Città del Vaticano, 21 apr. (Adnkronos) - ''Nonostante tutta la vergogna per i nostri errori, non dobbiamo dimenticare che anche oggi esistono esempi luminosi di fede; che anche oggi vi sono persone che, mediante la loro fede e il loro amore, danno speranza al mondo''. E' quanto ha detto questa mattina Benedetto XVI durante la messa per il giovedì santo celebrata nella basilica vaticana con 30 cardinali e 60 vescovi.

"Quando il prossimo primo maggio - ha proseguito - verrà beatificato Papa Giovanni Paolo II, penseremo pieni di gratitudine a lui quale grande testimone di Dio e di Gesù Cristo nel nostro tempo, quale uomo colmato di Spirito Santo. Insieme con lui pensiamo al grande numero di coloro che egli ha beatificato e canonizzato e che ci danno la certezza che la promessa di Dio e il suo incarico anche oggi non cadono nel vuoto''.

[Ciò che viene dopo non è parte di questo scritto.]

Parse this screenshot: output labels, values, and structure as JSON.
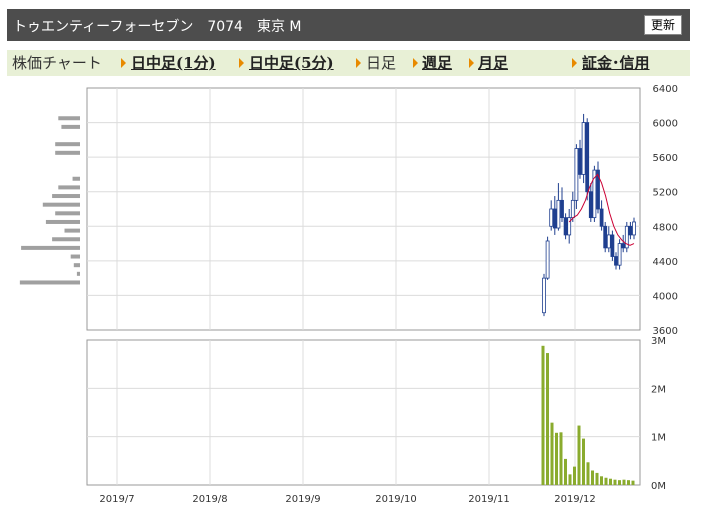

Facendo poi riferimento al battesimo e alla confermazione, il Papa ha affermato: ''I cristiani sono popolo sacerdotale per il mondo. I cristiani dovrebbero rendere visibile al mondo il Dio vivente, testimoniarlo e condurre a Lui''. Si è poi chiesto: ''Non siamo forse noi, popolo di Dio, diventati in gran parte un popolo dell'incredulità e della lontananza da Dio? Non è forse vero che l'Occidente, i Paesi centrali del cristianesimo sono stanchi della loro fede e, annoiati della propria storia e cultura, non vogliono più conoscere la fede in Gesù Cristo?''. Ha quindi rivolto una invocazione: ''Abbiamo motivo di gridare in quest'ora a Dio: 'Non permettere che diventiamo un non-popolo! Fa' che ti riconosciamo di nuovo! Infatti, ci hai unti con il tuo amore, hai posto il tuo Spirito Santo su di noi. Fa' che la forza del tuo Spirito diventi nuovamente efficace in noi, affinché con gioia testimoniamo il tuo messaggio!''.